Comme l’explique sœur Martine à l’AED, la présence féminine chrétienne à Tamanrasset est importante car les femmes peuvent pénétrer dans les familles et avoir ainsi accès à toutes les couches de la population musulmane, en particulier les plus pauvres et les plus fragiles : les femmes, les enfants, et en particulier celles et ceux qui ont un handicap et qui sont très nombreux. Cela se concrétise par l’écoute des femmes, des visites à domicile, à l’hôpital, dans les prisons, ou encore à travers des démarches administratives, médicales, ou lors des moments de deuils ou de fête.
“Parmi eux, nombreux sont chrétiens, et les sœurs sont pour eux source de réconfort et de soutien spirituel.”

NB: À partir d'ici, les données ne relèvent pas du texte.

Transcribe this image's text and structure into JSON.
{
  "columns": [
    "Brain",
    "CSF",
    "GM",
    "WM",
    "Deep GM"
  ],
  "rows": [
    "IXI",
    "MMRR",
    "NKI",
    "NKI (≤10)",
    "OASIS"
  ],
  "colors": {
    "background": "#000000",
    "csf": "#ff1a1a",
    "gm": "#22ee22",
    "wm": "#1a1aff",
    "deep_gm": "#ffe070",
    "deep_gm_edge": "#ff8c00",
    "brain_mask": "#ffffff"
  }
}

“Tamanrasset, qui se situe tout au sud du diocèse de Laghouat-Ghardaïa, est devenu un carrefour où toute l’Algérie et l’Afrique se croisent”, raconte sœur Martine Devriendt. Les gens du terroir sont Harratins, Touaregs et côtoient des Algériens venant de toutes les régions du pays : Arabes, Kabyles, Mozabites… Les années de terrorisme (1992 à 2000) ont poussé beaucoup de gens du Nord à chercher plus de tranquillité dans la région qui compte aussi de nombreux migrants subsahariens. Les Nigériens et les Maliens viennent pour travailler et les “autres subsahariens” espèrent aller vers l’Europe. Parmi eux, nombreux sont chrétiens, et les sœurs sont pour eux source de réconfort et de soutien spirituel. “Une mission partagée avec les trois Petits Frères de Jésus de Tamanrasset et bientôt un nouveau prêtre qui attend son visa. Cela fait 15 mois qu’il n’y a plus de prêtre pour la paroisse”, explique sœur Martine à l’AED.

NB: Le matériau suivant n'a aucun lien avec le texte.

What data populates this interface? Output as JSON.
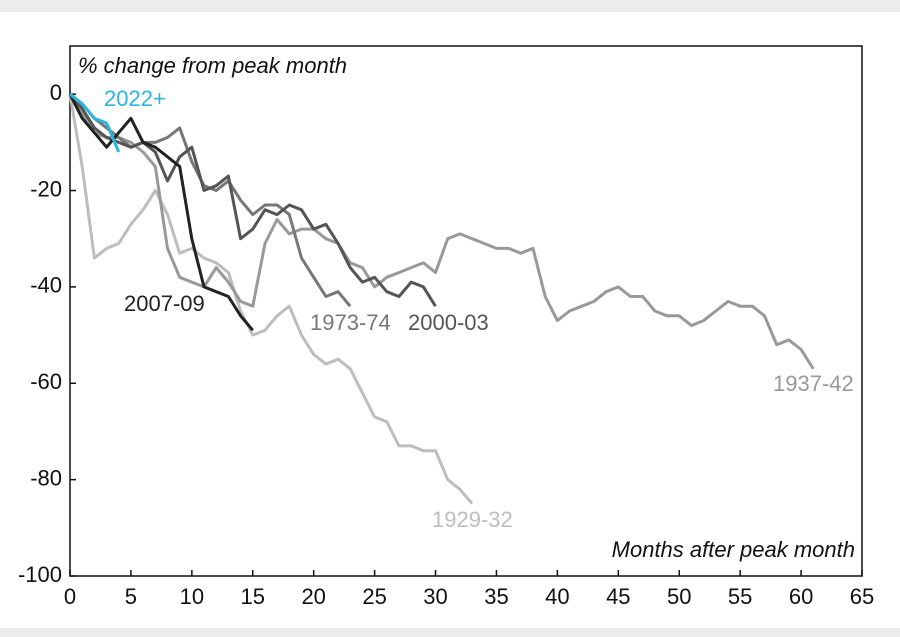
{
  "chart_data": {
    "type": "line",
    "ylabel": "% change from peak month",
    "xlabel": "Months after peak month",
    "x": [
      0,
      1,
      2,
      3,
      4,
      5,
      6,
      7,
      8,
      9,
      10,
      11,
      12,
      13,
      14,
      15,
      16,
      17,
      18,
      19,
      20,
      21,
      22,
      23,
      24,
      25,
      26,
      27,
      28,
      29,
      30,
      31,
      32,
      33,
      34,
      35,
      36,
      37,
      38,
      39,
      40,
      41,
      42,
      43,
      44,
      45,
      46,
      47,
      48,
      49,
      50,
      51,
      52,
      53,
      54,
      55,
      56,
      57,
      58,
      59,
      60,
      61
    ],
    "xlim": [
      0,
      65
    ],
    "xticks": [
      0,
      5,
      10,
      15,
      20,
      25,
      30,
      35,
      40,
      45,
      50,
      55,
      60,
      65
    ],
    "ylim": [
      -100,
      10
    ],
    "yticks": [
      0,
      -20,
      -40,
      -60,
      -80,
      -100
    ],
    "series": [
      {
        "name": "1929-32",
        "color": "#bdbdbd",
        "values": [
          0,
          -15,
          -34,
          -32,
          -31,
          -27,
          -24,
          -20,
          -25,
          -33,
          -32,
          -34,
          -35,
          -37,
          -45,
          -50,
          -49,
          -46,
          -44,
          -50,
          -54,
          -56,
          -55,
          -57,
          -62,
          -67,
          -68,
          -73,
          -73,
          -74,
          -74,
          -80,
          -82,
          -85,
          null,
          null,
          null,
          null,
          null,
          null,
          null,
          null,
          null,
          null,
          null,
          null,
          null,
          null,
          null,
          null,
          null,
          null,
          null,
          null,
          null,
          null,
          null,
          null,
          null,
          null,
          null,
          null
        ]
      },
      {
        "name": "1937-42",
        "color": "#999999",
        "values": [
          0,
          -4,
          -8,
          -9,
          -9,
          -10,
          -12,
          -15,
          -32,
          -38,
          -39,
          -40,
          -36,
          -39,
          -43,
          -44,
          -31,
          -26,
          -29,
          -28,
          -28,
          -30,
          -31,
          -35,
          -36,
          -40,
          -38,
          -37,
          -36,
          -35,
          -37,
          -30,
          -29,
          -30,
          -31,
          -32,
          -32,
          -33,
          -32,
          -42,
          -47,
          -45,
          -44,
          -43,
          -41,
          -40,
          -42,
          -42,
          -45,
          -46,
          -46,
          -48,
          -47,
          -45,
          -43,
          -44,
          -44,
          -46,
          -52,
          -51,
          -53,
          -57
        ]
      },
      {
        "name": "1973-74",
        "color": "#777777",
        "values": [
          0,
          -2,
          -5,
          -7,
          -9,
          -11,
          -10,
          -10,
          -9,
          -7,
          -14,
          -19,
          -20,
          -18,
          -22,
          -25,
          -23,
          -23,
          -25,
          -34,
          -38,
          -42,
          -41,
          -44,
          null,
          null,
          null,
          null,
          null,
          null,
          null,
          null,
          null,
          null,
          null,
          null,
          null,
          null,
          null,
          null,
          null,
          null,
          null,
          null,
          null,
          null,
          null,
          null,
          null,
          null,
          null,
          null,
          null,
          null,
          null,
          null,
          null,
          null,
          null,
          null,
          null,
          null
        ]
      },
      {
        "name": "2000-03",
        "color": "#555555",
        "values": [
          0,
          -3,
          -7,
          -9,
          -10,
          -11,
          -10,
          -12,
          -18,
          -13,
          -11,
          -20,
          -19,
          -17,
          -30,
          -28,
          -24,
          -25,
          -23,
          -24,
          -28,
          -27,
          -31,
          -36,
          -39,
          -38,
          -41,
          -42,
          -39,
          -40,
          -44,
          null,
          null,
          null,
          null,
          null,
          null,
          null,
          null,
          null,
          null,
          null,
          null,
          null,
          null,
          null,
          null,
          null,
          null,
          null,
          null,
          null,
          null,
          null,
          null,
          null,
          null,
          null,
          null,
          null,
          null,
          null
        ]
      },
      {
        "name": "2007-09",
        "color": "#222222",
        "values": [
          0,
          -5,
          -8,
          -11,
          -8,
          -5,
          -10,
          -11,
          -13,
          -15,
          -30,
          -40,
          -41,
          -42,
          -46,
          -49,
          null,
          null,
          null,
          null,
          null,
          null,
          null,
          null,
          null,
          null,
          null,
          null,
          null,
          null,
          null,
          null,
          null,
          null,
          null,
          null,
          null,
          null,
          null,
          null,
          null,
          null,
          null,
          null,
          null,
          null,
          null,
          null,
          null,
          null,
          null,
          null,
          null,
          null,
          null,
          null,
          null,
          null,
          null,
          null,
          null,
          null
        ]
      },
      {
        "name": "2022+",
        "color": "#29b6e0",
        "values": [
          0,
          -2,
          -5,
          -6,
          -12,
          null,
          null,
          null,
          null,
          null,
          null,
          null,
          null,
          null,
          null,
          null,
          null,
          null,
          null,
          null,
          null,
          null,
          null,
          null,
          null,
          null,
          null,
          null,
          null,
          null,
          null,
          null,
          null,
          null,
          null,
          null,
          null,
          null,
          null,
          null,
          null,
          null,
          null,
          null,
          null,
          null,
          null,
          null,
          null,
          null,
          null,
          null,
          null,
          null,
          null,
          null,
          null,
          null,
          null,
          null,
          null,
          null
        ]
      }
    ]
  }
}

Depuis cinq ans, elle est la seule de sa communauté à vivre sur place, les sœurs âgées ayant dû rentrer en France. Pour la congrégation, reconstituer une véritable présence et fraternité chrétienne et féminine à Tamanrasset est alors apparu comme une priorité. “Comme c’est le cas de bien d’autres congrégations, surtout dans les lieux de frontières, nous ne pouvons plus maintenir seules ces communautés, par manque de renouvellement de personnes. Nous ne pouvons plus penser à des communautés de sœurs de la même congrégation ou de la même spiritualité. Il s’agit maintenant de faire fraternité dans la diversité des charismes des congrégations et de femmes laïques, qui veulent s’engager pour un temps plus ou moins long”, écrivaient les sœurs en septembre 2019.
Le lieu de vie des sœurs bientôt totalement reconstruit
Elles lançaient alors un appel aux dons pour reconstruire le lieu de vie existant et ainsi offrir un accueil plus adéquat, autonome et sécuritaire, à celles qui se sentiraient appelées à vivre dans la réalité de Tamanrasset. L’AED a décidé de cofinancer ce projet. « La réponse est arrivée avec l’annonce de la canonisation de Charles de Foucauld, ce qui est providentiel, et rend notre projet encore plus actuel », a écrit à la fondation sœur Isabel Lara Jaén, prieure générale des Petites Sœurs du Sacré-Cœur du Père de Foucauld. Le bâti initial – en toub (terre) – nécessitait d’être abandonné. Peu pratique, difficile d’entretien, compliqué à rénover, sans confort (petites chambres, manque d’aération et de lumière, toilettes à l’extérieur…), il a été totalement démoli. La construction de quatre studios offrira une indépendance nécessaire pour des femmes venues d’horizons bien différents avec certes une large autonomie mais aussi avec un projet de mission commun : une vie de prière et une vie solidaire au milieu des musulmans et auprès des migrants subsahariens chrétiens.
Le gros-œuvre est aujourd’hui terminé. Les travaux de finition devraient être terminés pour le début de l’automne. Parallèlement à la recherche de fonds en septembre 2019, les sœurs avaient lancé un appel dans le journal catholique français La Croix pour inviter laïques ou religieuses désireuses de vivre pour au moins un an en fraternité. “Quelques personnes devaient venir voir et la pandémie de Covid-19 a empêché tout voyage ces derniers mois. Mais l’appel est toujours d’actualité !”, ne se décourage pas pour autant sœur Martine.